To illustrate this point, the ProShares S&P 500 Dividend Aristocrats ETF was priced at just over $41 in 2013 when it was incepted. As of writing in late 2021, the ETF is trading at just over $96. This represents gains of over 128% in just over eight years of trading.
Inflation and tax
It is worth noting that – like all retirement planning, you also need to consider external factors. That is to say, none of the figures outlined in this insight have taken into account inflation and potential tax obligations. These metrics are beyond the remit of this article, but are worth exploring yourself nonetheless.

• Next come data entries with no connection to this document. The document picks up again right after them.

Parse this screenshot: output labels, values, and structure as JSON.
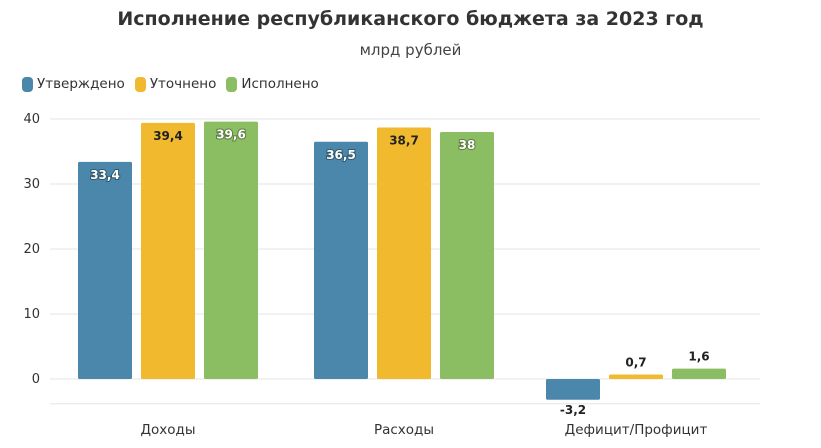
{
  "chart_data": {
    "type": "bar",
    "title": "Исполнение республиканского бюджета за 2023 год",
    "subtitle": "млрд рублей",
    "categories": [
      "Доходы",
      "Расходы",
      "Дефицит/Профицит"
    ],
    "series": [
      {
        "name": "Утверждено",
        "color": "#4b87aa",
        "values": [
          33.4,
          36.5,
          -3.2
        ],
        "labels": [
          "33,4",
          "36,5",
          "-3,2"
        ]
      },
      {
        "name": "Уточнено",
        "color": "#f0b92e",
        "values": [
          39.4,
          38.7,
          0.7
        ],
        "labels": [
          "39,4",
          "38,7",
          "0,7"
        ]
      },
      {
        "name": "Исполнено",
        "color": "#8bbd62",
        "values": [
          39.6,
          38.0,
          1.6
        ],
        "labels": [
          "39,6",
          "38",
          "1,6"
        ]
      }
    ],
    "y_ticks": [
      "0",
      "10",
      "20",
      "30",
      "40"
    ],
    "ylim": [
      -3.5,
      40
    ],
    "grid": true,
    "legend_position": "top-left"
  }
}
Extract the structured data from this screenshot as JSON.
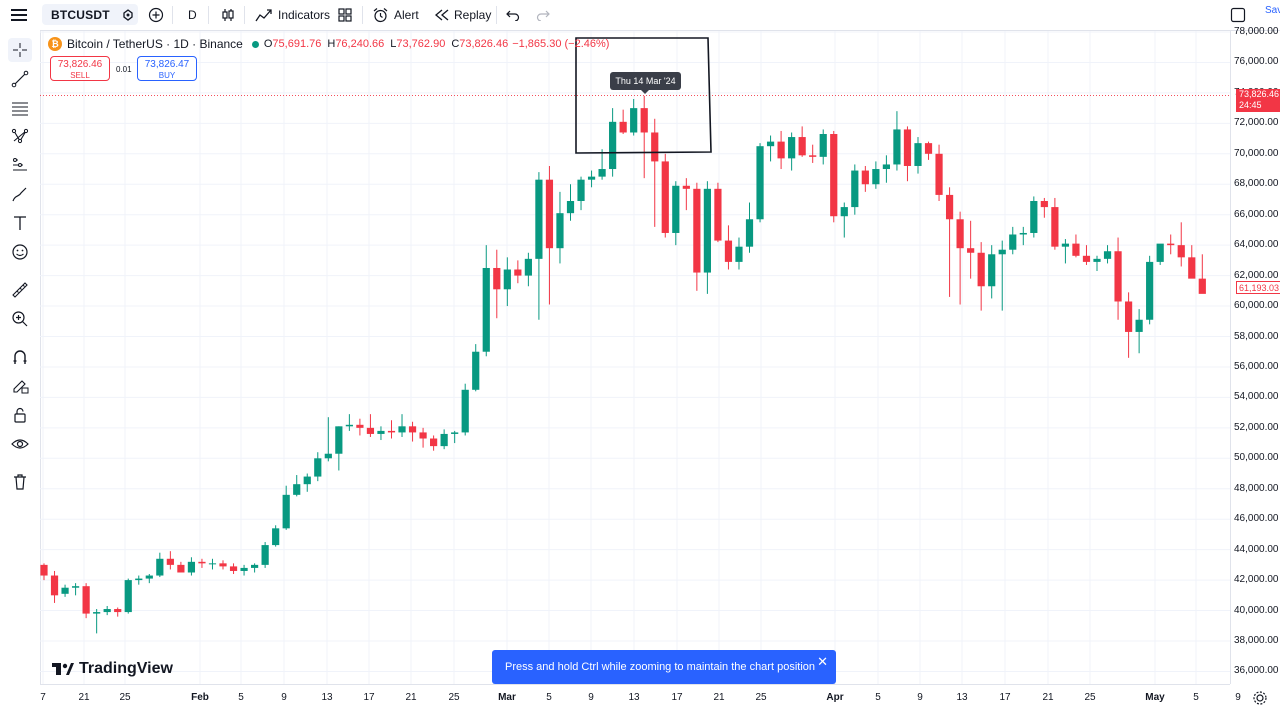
{
  "toolbar": {
    "symbol": "BTCUSDT",
    "interval": "D",
    "indicators_label": "Indicators",
    "alert_label": "Alert",
    "replay_label": "Replay",
    "save_label": "Sav"
  },
  "legend": {
    "title": "Bitcoin / TetherUS · 1D · Binance",
    "o_label": "O",
    "o": "75,691.76",
    "h_label": "H",
    "h": "76,240.66",
    "l_label": "L",
    "l": "73,762.90",
    "c_label": "C",
    "c": "73,826.46",
    "change": "−1,865.30 (−2.46%)",
    "coin_icon": "₿"
  },
  "trade": {
    "sell_price": "73,826.46",
    "sell_label": "SELL",
    "spread": "0.01",
    "buy_price": "73,826.47",
    "buy_label": "BUY"
  },
  "tooltip": {
    "date": "Thu 14 Mar '24"
  },
  "price_axis": {
    "labels": [
      "78,000.00",
      "76,000.00",
      "74,000.00",
      "72,000.00",
      "70,000.00",
      "68,000.00",
      "66,000.00",
      "64,000.00",
      "62,000.00",
      "60,000.00",
      "58,000.00",
      "56,000.00",
      "54,000.00",
      "52,000.00",
      "50,000.00",
      "48,000.00",
      "46,000.00",
      "44,000.00",
      "42,000.00",
      "40,000.00",
      "38,000.00",
      "36,000.00"
    ],
    "current_price": "73,826.46",
    "countdown": "24:45",
    "crosshair_price": "61,193.03"
  },
  "time_axis": {
    "labels": [
      "7",
      "21",
      "25",
      "Feb",
      "5",
      "9",
      "13",
      "17",
      "21",
      "25",
      "Mar",
      "5",
      "9",
      "13",
      "17",
      "21",
      "25",
      "Apr",
      "5",
      "9",
      "13",
      "17",
      "21",
      "25",
      "May",
      "5",
      "9"
    ]
  },
  "branding": {
    "logo_text": "TradingView",
    "logo_mark": "17"
  },
  "toast": {
    "message": "Press and hold Ctrl while zooming to maintain the chart position",
    "close": "✕"
  },
  "colors": {
    "up": "#089981",
    "down": "#f23645",
    "accent": "#2962ff",
    "grid": "#f0f3fa"
  },
  "chart_data": {
    "type": "candlestick",
    "title": "Bitcoin / TetherUS · 1D · Binance",
    "x_start": "2024-01-16",
    "ylim": [
      35500,
      78500
    ],
    "grid": true,
    "candles": [
      [
        43000,
        43100,
        42000,
        42300
      ],
      [
        42300,
        42600,
        40500,
        41000
      ],
      [
        41100,
        41700,
        40900,
        41500
      ],
      [
        41500,
        41800,
        41000,
        41600
      ],
      [
        41600,
        41800,
        39500,
        39800
      ],
      [
        39800,
        40100,
        38500,
        39900
      ],
      [
        39900,
        40300,
        39700,
        40100
      ],
      [
        40100,
        40200,
        39600,
        39900
      ],
      [
        39900,
        42100,
        39800,
        42000
      ],
      [
        42000,
        42300,
        41700,
        42100
      ],
      [
        42100,
        42400,
        41800,
        42300
      ],
      [
        42300,
        43800,
        42200,
        43400
      ],
      [
        43400,
        43900,
        42700,
        43000
      ],
      [
        43000,
        43200,
        42500,
        42500
      ],
      [
        42500,
        43500,
        42300,
        43200
      ],
      [
        43200,
        43400,
        42800,
        43100
      ],
      [
        43100,
        43400,
        42700,
        43100
      ],
      [
        43100,
        43300,
        42700,
        42900
      ],
      [
        42900,
        43100,
        42400,
        42600
      ],
      [
        42600,
        43000,
        42300,
        42800
      ],
      [
        42800,
        43100,
        42500,
        43000
      ],
      [
        43000,
        44500,
        42800,
        44300
      ],
      [
        44300,
        45600,
        44200,
        45400
      ],
      [
        45400,
        48200,
        45300,
        47600
      ],
      [
        47600,
        48900,
        47500,
        48300
      ],
      [
        48300,
        49000,
        47800,
        48800
      ],
      [
        48800,
        50400,
        48500,
        50000
      ],
      [
        50000,
        52700,
        49800,
        50300
      ],
      [
        50300,
        52100,
        49200,
        52100
      ],
      [
        52100,
        52900,
        51800,
        52200
      ],
      [
        52200,
        52600,
        51500,
        52000
      ],
      [
        52000,
        52900,
        51400,
        51600
      ],
      [
        51600,
        52100,
        51200,
        51800
      ],
      [
        51800,
        52500,
        51300,
        51700
      ],
      [
        51700,
        52900,
        51400,
        52100
      ],
      [
        52100,
        52400,
        51100,
        51700
      ],
      [
        51700,
        52000,
        50700,
        51300
      ],
      [
        51300,
        51500,
        50500,
        50800
      ],
      [
        50800,
        51900,
        50600,
        51600
      ],
      [
        51600,
        51800,
        51000,
        51700
      ],
      [
        51700,
        54900,
        51500,
        54500
      ],
      [
        54500,
        57500,
        54400,
        57000
      ],
      [
        57000,
        64000,
        56700,
        62500
      ],
      [
        62500,
        63700,
        59200,
        61100
      ],
      [
        61100,
        63200,
        60000,
        62400
      ],
      [
        62400,
        63000,
        61500,
        62000
      ],
      [
        62000,
        63500,
        61300,
        63100
      ],
      [
        63100,
        68800,
        59100,
        68300
      ],
      [
        68300,
        69200,
        60100,
        63800
      ],
      [
        63800,
        67500,
        62800,
        66100
      ],
      [
        66100,
        68000,
        65600,
        66900
      ],
      [
        66900,
        68500,
        66300,
        68300
      ],
      [
        68300,
        68900,
        67800,
        68500
      ],
      [
        68500,
        70300,
        68300,
        69000
      ],
      [
        69000,
        73000,
        68500,
        72100
      ],
      [
        72100,
        72900,
        71300,
        71400
      ],
      [
        71400,
        73600,
        71200,
        73000
      ],
      [
        73000,
        73800,
        68400,
        71400
      ],
      [
        71400,
        72300,
        65200,
        69500
      ],
      [
        69500,
        70000,
        64500,
        64800
      ],
      [
        64800,
        68200,
        64000,
        67900
      ],
      [
        67900,
        68400,
        66300,
        67700
      ],
      [
        67700,
        68100,
        61000,
        62200
      ],
      [
        62200,
        68200,
        60800,
        67700
      ],
      [
        67700,
        68100,
        64200,
        64300
      ],
      [
        64300,
        65300,
        62400,
        62900
      ],
      [
        62900,
        64500,
        62400,
        63900
      ],
      [
        63900,
        66800,
        63500,
        65700
      ],
      [
        65700,
        70700,
        65500,
        70500
      ],
      [
        70500,
        71200,
        69500,
        70800
      ],
      [
        70800,
        71500,
        69000,
        69700
      ],
      [
        69700,
        71400,
        68900,
        71100
      ],
      [
        71100,
        71800,
        69800,
        69900
      ],
      [
        69900,
        70600,
        69400,
        69800
      ],
      [
        69800,
        71600,
        69300,
        71300
      ],
      [
        71300,
        71500,
        65500,
        65900
      ],
      [
        65900,
        66800,
        64500,
        66500
      ],
      [
        66500,
        69300,
        66000,
        68900
      ],
      [
        68900,
        69200,
        67500,
        68000
      ],
      [
        68000,
        69500,
        67700,
        69000
      ],
      [
        69000,
        69900,
        68100,
        69300
      ],
      [
        69300,
        72800,
        68900,
        71600
      ],
      [
        71600,
        71800,
        68200,
        69200
      ],
      [
        69200,
        71100,
        68700,
        70700
      ],
      [
        70700,
        70800,
        69600,
        70000
      ],
      [
        70000,
        70600,
        66900,
        67300
      ],
      [
        67300,
        67800,
        60600,
        65700
      ],
      [
        65700,
        66200,
        60100,
        63800
      ],
      [
        63800,
        65600,
        61800,
        63500
      ],
      [
        63500,
        64200,
        59700,
        61300
      ],
      [
        61300,
        64000,
        60500,
        63400
      ],
      [
        63400,
        64300,
        59700,
        63700
      ],
      [
        63700,
        65200,
        63400,
        64700
      ],
      [
        64700,
        65200,
        64000,
        64800
      ],
      [
        64800,
        67200,
        64500,
        66900
      ],
      [
        66900,
        67100,
        65800,
        66500
      ],
      [
        66500,
        67100,
        63700,
        63900
      ],
      [
        63900,
        64400,
        62800,
        64100
      ],
      [
        64100,
        64700,
        63200,
        63300
      ],
      [
        63300,
        64000,
        62700,
        62900
      ],
      [
        62900,
        63300,
        62300,
        63100
      ],
      [
        63100,
        64000,
        62800,
        63600
      ],
      [
        63600,
        64500,
        59100,
        60300
      ],
      [
        60300,
        60900,
        56600,
        58300
      ],
      [
        58300,
        59800,
        56900,
        59100
      ],
      [
        59100,
        63300,
        58800,
        62900
      ],
      [
        62900,
        64000,
        62700,
        64100
      ],
      [
        64100,
        64700,
        63400,
        64000
      ],
      [
        64000,
        65500,
        62600,
        63200
      ],
      [
        63200,
        64000,
        62200,
        61800
      ],
      [
        61800,
        63400,
        60900,
        60800
      ]
    ]
  }
}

Can you retire on dividend stocks? The verdict
Putting your entire retirement fund into solid dividend stocks could be a great strategy to consider. The main concept is that you will look to live off your quarterly dividend payments – and ensure that you do not sell any of your shares. Most importantly, it’s wise to concentrate exclusively on dividend aristocrats – which are typically strong and stable companies with robust balance sheets.
The final icing on the cake is to invest in an ETF that solely tracks dividend aristocrats. In doing so, you will reduce the financial burden of holding shares in a stock that loses its status as a dividend aristocrat, not least because you will be invested in dozens of individual companies.
This will also allow you to take a more passive approach to investing – as your chosen ETF will likely make a dividend distribution every three months.
And, the ETF will also be responsible for rebalancing and reweighting the portfolio to ensure it remains congruent with its core objectives. You will, however, need to spend some time assessing the size of each dividend payment that your chosen ETF historically pays.
Are dividend stocks good for retirement?
There is no hard and fast answer to this question - as it is all dependent on the specific dividend stocks that you have in your portfolio. This is why it is a good idea to focus on dividend aristocrats - preferably via an ETF.
How much stock do you need to live off dividends?
This will depend on a full range of factors - such as how much you have saved in your retirement fund and how much money you will need to fund your lifestyle.
What are the best dividend stocks to retire on?
You should focus on dividend aristocrats - as these companies have been making quarterly payments for at least 25 consecutive years. Furthermore, each annual payment needs to increase in size for the stock to retain its status as a dividend aristocrat.
How much tax do you pay on dividends?
This will vary depending on your personal financial circumstances. As such, you should speak with a qualified tax advisor.
What is a good dividend yield to target?
Rather than focusing on the dividend yield - it's best to look at stocks that have a long-standing track record of increasing the size of its payments in dollar terms. This is why dividend aristocrats are so attractive.